Julius Kennedy, who gets good marks in the classroom, will grade out well when the Royals coaches view the game films of their team's exciting 28-27 overtime decision over Bonner-Prendergast at Memorial Field.

The Royals' defensive unit, which gave up plenty of yardage in the first half, shut the Friars down in the last two quarters and on the deciding conversion run in overtime to earn the praises of coordinator Dennis Keegan in the post-game team meeting.

All of these high grades added up to a happy bunch of Royals, who paraded off the field with the John E. Clark Trophy as the winner of the matchup of the two rivals who share the same home field.

"The new offense was fine, and the defense made the adjustments we needed to make after halftime,' winning coach Rich Gentile said. "We have people who can run, so we make it tough for a defensive coordinator to try to stop one person. And Rossiter can throw the ball, and when he puts it into (DeAndre Pendergrass') hands, it's tough for someone to cover him.

"The defense stayed together and carried out what they were asked to do, and we're going home with a win.'

Rossiter got the winning touchdown and Kennedy made the saving tackle in the extra period, after Rossiter's 44-yard scoring dash and extra point kick tied the score at 21 6:41 before the end of the fourth quarter.


Midway through the second quarter, when Bonner-Prendergast had a 21-7 lead, it looked like the green and white clad Friars would be doing the victory dance. Joe DePhillipo (15 carries, 118 yards), who was named Bonner-Prendergast's outstanding player, banged over for a couple of scores in the first quarter, and first-time quarterback starter Collin DiGalbo, who threw for 146 yards, hit Tyler Higgins with a short scoring strike 5:25 before halftime.

After the first Bonner-Prendergast touchdown, Upper Darby needed just one play to score as Justin Vendetti took a handoff from Rossiter, started out as if to run a jet sweep, then stood up and fired to a wide open Pendergrass for six points.

"I held for a couple of seconds like I was going to block,' said Pendergrass, a third cousin of the late Philadelphia singing legend Teddy Pendergrass. "When they came up, I took off.'

He did that again two plays after some miscommunication on the Bonner-Prendie kickoff pushed the Royals back to their 4-yard line. With the ball at the 5 on second down, Rossiter dropped into the end zone and sent a pass toward midfield that landed in Pendergrass' arms. The speedy receiver did the rest, cutting back as he shed a tackler to complete a 95-yard play.

"It's all focus and concentration,' Pendergrass (four catches, 184 yards) said.

Rossiter's focus and concentration has been on coordinator Eric Ruffenach's new offensive schemes, which helped him earn 144 yards on 19 carries and 132 yards with his five completions.
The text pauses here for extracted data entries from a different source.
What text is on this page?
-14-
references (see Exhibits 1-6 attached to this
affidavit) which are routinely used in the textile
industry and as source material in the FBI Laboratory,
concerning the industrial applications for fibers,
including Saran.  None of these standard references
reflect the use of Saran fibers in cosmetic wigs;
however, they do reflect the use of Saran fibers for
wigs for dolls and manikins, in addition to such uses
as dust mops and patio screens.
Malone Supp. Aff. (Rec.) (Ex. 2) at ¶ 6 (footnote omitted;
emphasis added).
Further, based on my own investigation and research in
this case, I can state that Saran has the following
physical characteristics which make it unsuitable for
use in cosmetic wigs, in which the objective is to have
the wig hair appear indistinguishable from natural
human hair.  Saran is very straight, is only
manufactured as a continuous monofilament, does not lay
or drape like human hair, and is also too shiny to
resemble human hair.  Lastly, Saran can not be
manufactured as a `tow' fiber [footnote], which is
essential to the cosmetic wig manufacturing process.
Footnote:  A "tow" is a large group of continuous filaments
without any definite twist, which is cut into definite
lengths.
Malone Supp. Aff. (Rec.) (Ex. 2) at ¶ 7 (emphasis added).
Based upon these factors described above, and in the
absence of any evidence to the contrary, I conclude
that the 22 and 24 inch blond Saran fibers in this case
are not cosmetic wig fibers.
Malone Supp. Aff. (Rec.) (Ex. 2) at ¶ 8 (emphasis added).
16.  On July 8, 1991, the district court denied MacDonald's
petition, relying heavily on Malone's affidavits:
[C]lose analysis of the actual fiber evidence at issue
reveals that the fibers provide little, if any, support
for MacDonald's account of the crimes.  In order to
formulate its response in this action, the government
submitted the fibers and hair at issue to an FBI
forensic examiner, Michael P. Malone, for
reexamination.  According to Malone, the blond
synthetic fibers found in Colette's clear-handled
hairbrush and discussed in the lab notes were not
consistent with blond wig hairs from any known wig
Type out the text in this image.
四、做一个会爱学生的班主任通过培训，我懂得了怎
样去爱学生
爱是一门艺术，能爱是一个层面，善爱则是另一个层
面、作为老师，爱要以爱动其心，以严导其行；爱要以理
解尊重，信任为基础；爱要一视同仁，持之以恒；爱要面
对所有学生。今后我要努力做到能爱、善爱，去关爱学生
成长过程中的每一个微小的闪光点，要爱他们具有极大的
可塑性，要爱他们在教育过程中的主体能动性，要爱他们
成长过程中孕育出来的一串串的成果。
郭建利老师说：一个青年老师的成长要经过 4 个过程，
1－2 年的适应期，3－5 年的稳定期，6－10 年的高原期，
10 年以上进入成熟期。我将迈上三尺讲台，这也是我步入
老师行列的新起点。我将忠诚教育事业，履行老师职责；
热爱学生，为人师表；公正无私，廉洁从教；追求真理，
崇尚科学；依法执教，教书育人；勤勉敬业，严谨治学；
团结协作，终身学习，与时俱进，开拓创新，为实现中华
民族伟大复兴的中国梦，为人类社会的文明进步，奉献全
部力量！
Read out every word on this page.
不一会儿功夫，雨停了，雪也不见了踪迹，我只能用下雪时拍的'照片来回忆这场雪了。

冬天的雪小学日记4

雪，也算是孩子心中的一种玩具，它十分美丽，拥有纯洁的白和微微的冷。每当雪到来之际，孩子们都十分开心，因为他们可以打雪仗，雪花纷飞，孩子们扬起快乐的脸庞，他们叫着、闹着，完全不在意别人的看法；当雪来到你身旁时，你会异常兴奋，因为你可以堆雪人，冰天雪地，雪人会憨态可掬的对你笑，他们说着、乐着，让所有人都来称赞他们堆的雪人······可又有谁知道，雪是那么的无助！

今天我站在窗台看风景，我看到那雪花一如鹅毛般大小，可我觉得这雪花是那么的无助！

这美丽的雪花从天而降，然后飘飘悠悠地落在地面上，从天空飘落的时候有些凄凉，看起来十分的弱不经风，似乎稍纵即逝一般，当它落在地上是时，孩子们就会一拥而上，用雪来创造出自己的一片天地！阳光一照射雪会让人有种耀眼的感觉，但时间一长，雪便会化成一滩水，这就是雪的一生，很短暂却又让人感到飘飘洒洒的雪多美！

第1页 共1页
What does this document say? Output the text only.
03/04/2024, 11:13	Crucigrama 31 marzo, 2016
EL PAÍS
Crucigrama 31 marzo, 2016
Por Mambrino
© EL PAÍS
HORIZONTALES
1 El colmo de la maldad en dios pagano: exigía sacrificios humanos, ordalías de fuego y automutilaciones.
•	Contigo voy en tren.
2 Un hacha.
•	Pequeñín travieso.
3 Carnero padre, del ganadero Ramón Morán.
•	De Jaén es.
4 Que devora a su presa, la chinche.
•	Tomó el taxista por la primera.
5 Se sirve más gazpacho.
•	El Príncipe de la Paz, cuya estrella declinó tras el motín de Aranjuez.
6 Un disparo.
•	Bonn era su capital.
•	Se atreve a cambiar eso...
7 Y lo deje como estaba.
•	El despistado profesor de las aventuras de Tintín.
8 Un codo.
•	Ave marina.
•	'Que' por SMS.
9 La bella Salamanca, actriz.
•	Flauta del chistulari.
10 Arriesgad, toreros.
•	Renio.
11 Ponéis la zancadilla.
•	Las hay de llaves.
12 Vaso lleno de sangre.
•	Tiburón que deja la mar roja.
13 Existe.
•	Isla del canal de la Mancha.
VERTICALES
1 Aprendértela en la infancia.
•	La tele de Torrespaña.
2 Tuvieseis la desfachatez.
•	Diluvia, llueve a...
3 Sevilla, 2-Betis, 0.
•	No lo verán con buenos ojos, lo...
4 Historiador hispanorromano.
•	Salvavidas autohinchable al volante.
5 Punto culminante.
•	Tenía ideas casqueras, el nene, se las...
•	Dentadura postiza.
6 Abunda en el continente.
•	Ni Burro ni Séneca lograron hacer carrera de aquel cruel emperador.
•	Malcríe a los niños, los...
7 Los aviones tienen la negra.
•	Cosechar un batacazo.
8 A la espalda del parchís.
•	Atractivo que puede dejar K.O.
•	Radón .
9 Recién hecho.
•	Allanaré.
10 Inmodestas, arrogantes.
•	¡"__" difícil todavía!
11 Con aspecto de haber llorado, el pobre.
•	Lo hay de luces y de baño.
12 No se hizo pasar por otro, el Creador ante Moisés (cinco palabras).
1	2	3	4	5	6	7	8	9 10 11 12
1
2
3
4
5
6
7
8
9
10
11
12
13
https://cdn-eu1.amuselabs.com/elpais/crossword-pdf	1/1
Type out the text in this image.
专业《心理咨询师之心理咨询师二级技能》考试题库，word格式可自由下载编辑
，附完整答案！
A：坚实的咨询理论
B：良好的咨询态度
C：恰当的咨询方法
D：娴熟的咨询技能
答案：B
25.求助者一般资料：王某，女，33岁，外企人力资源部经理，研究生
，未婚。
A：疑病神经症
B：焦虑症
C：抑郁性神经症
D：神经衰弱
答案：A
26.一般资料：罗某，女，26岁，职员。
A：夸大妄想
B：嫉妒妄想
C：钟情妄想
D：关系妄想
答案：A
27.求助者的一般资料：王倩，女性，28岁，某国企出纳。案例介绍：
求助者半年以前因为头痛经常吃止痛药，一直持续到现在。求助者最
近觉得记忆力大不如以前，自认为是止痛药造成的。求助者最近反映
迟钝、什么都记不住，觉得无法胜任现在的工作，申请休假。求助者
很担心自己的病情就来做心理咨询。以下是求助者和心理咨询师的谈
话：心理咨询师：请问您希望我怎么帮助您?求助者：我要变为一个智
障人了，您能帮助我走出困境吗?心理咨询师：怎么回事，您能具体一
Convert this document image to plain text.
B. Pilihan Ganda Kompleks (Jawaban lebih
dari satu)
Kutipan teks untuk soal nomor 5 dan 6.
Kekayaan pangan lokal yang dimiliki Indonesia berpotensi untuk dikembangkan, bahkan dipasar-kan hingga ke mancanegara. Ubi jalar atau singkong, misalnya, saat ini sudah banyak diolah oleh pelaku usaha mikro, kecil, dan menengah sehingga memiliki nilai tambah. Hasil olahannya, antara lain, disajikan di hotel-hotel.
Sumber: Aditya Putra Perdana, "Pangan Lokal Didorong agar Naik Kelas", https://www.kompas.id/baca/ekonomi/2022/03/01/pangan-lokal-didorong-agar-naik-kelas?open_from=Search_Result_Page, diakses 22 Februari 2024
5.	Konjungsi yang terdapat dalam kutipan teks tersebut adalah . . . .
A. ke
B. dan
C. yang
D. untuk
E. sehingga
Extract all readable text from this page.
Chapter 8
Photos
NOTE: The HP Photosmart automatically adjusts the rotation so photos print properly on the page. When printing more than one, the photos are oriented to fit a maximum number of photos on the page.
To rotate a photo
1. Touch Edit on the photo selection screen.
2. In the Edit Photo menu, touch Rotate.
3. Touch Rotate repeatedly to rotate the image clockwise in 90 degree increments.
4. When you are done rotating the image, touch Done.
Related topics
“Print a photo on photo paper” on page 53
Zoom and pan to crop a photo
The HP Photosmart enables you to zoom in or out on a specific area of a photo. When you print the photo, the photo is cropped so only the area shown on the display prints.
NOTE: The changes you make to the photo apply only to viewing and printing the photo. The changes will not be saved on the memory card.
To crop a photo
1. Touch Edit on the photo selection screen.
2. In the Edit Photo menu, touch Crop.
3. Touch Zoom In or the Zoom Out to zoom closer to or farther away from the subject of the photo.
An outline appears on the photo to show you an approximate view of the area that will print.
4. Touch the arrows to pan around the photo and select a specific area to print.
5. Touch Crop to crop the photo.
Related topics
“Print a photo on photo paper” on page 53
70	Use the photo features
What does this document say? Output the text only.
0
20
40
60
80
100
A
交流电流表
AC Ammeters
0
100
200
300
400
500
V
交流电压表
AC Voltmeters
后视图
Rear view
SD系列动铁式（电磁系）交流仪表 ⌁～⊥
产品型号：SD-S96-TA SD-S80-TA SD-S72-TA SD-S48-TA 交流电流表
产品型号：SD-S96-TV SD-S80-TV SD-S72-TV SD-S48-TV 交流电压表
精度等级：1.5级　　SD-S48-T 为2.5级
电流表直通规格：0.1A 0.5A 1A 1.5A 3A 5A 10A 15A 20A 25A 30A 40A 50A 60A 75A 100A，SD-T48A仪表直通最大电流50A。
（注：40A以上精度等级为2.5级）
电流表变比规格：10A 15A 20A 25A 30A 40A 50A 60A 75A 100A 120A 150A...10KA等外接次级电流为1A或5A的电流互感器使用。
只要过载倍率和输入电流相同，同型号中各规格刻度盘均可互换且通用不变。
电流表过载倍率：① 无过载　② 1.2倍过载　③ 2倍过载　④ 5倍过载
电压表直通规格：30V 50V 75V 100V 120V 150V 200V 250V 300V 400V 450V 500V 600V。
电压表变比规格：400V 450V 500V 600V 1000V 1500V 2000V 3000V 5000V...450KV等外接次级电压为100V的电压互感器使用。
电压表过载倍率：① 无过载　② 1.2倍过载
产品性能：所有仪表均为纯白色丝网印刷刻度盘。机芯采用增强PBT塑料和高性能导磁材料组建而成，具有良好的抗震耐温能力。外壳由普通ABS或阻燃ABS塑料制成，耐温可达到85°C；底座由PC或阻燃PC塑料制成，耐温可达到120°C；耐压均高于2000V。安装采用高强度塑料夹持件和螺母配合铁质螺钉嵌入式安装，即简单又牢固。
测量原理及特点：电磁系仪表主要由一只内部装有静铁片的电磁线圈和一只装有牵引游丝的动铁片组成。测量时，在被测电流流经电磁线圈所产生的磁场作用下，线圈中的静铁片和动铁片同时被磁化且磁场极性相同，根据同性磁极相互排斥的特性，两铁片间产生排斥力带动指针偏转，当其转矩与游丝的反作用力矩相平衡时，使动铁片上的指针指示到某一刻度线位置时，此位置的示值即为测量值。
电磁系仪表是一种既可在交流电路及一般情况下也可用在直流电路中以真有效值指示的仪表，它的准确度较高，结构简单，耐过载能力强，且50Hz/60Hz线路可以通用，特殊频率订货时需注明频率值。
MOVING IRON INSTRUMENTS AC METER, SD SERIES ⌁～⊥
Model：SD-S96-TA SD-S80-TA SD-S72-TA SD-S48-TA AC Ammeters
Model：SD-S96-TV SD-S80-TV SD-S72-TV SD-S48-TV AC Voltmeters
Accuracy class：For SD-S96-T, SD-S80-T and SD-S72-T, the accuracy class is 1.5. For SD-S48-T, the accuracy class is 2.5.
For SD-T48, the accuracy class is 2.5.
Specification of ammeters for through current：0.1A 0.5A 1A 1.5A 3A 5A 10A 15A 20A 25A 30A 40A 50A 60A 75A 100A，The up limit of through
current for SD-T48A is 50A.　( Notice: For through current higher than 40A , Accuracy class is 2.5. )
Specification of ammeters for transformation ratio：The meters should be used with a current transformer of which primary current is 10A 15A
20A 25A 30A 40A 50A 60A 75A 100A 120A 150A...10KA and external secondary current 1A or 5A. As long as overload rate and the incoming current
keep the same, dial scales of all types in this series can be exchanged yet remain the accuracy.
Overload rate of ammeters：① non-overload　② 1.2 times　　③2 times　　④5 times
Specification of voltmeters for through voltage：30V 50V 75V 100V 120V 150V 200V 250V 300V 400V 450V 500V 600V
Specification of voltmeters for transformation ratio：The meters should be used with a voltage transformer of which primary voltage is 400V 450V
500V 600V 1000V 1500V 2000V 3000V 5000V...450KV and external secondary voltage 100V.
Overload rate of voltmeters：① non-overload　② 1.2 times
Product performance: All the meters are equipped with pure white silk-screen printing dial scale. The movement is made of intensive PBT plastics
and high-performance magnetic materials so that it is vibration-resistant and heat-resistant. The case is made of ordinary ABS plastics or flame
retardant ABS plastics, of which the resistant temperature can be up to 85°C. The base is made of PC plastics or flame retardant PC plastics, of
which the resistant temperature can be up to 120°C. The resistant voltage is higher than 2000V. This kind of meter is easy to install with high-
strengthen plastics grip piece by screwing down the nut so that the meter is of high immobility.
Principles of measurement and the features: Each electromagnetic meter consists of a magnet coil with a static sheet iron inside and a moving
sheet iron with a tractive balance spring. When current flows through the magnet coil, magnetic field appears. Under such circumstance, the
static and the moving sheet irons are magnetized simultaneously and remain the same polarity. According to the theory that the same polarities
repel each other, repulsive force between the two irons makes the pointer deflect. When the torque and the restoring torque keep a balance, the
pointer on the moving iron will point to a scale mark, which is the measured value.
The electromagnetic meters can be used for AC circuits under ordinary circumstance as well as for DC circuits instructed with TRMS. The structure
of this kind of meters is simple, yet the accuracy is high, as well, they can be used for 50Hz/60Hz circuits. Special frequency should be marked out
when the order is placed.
"I didn't really expect that many yards,' said Rossiter, who won the most valuable player for Upper Darby award. "We had things clicking tonight.'

On the first play of overtime, Rossiter dashed right up the middle for six points. He boomed his fourth consecutive extra point to give Upper Darby a seven-point advantage.

Bonner-Prendergast came back to get into the end zone on the third of DiGalbo's consecutive carries, then Friars coach Greg "Bubba' Bernhardt called a timeout to talk things over with his offensive coaches.

Instead of sending his kicking unit out, Bernhardt went for two points, but DiGalbo was stopped by Kennedy.

"The coaches put an extra guy on the line and moved me over,' said Kennedy, who came to this country from Liberia as a fifth grader and learned to play football in middle school. "I shot the gap, found the ball carrier and tackled him.'

That sounds a little easier than it was for the Royals, who gave up 381 total yards. The key was that only 84 of those yards came in the second half and overtime.

"This win means a lot to us,' Gentile said.